Further, in the United States the Consumer Financial Protection Bureau has issued advisories to clarify the difference between earned wage access and credit, the latter of which is regulated by the Truth in Lending Act of 1968. Retail Brew’s Maeve Allsup writes that the CFPB has created two categories for the sake of clarification: “Covered EWA Program Providers” and those that aren’t covered and thus come under the regulation of the Truth in Lending Act.
To be a covered EWA program provider, withdrawals must be free for workers, and those workers must only be able to access accrued wages. For any EWA service that does charge fees, then, there are additional compliance requirements specific to the United States. As more countries investigate these programs, more regulatory hurdles will emerge globally.

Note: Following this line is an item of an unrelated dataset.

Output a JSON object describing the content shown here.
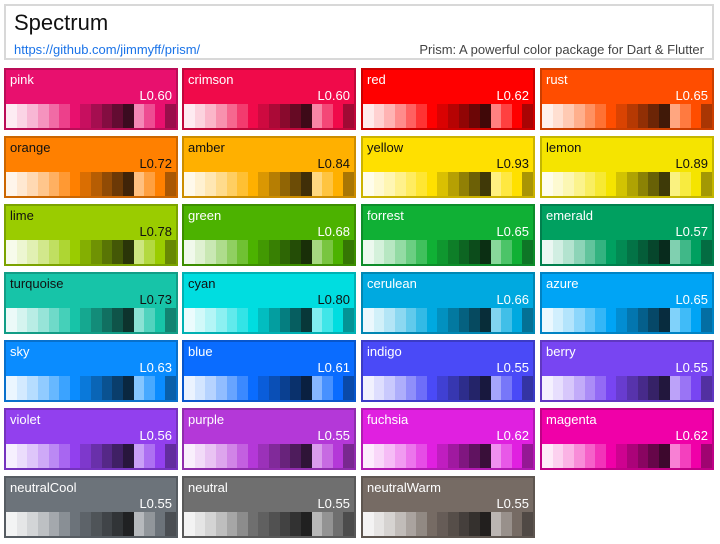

There are technological solutions to all of these challenges, too. And as Deloitte’s Pete DeBellis writes, companies should consider whether it’s worth clearing these hurdles. “While local statutes may dictate the baseline for how often organizations need to pay workers, emergencies and unexpected financial needs often can’t wait until payday,” he writes.
“As the competition for talent rages on and challenges to individual worker wellbeing show no signs of relenting, perhaps it is time to consider earned wage access, especially if such a program can be implemented in an easy and cost-effective manner that doesn’t sacrifice user experience.”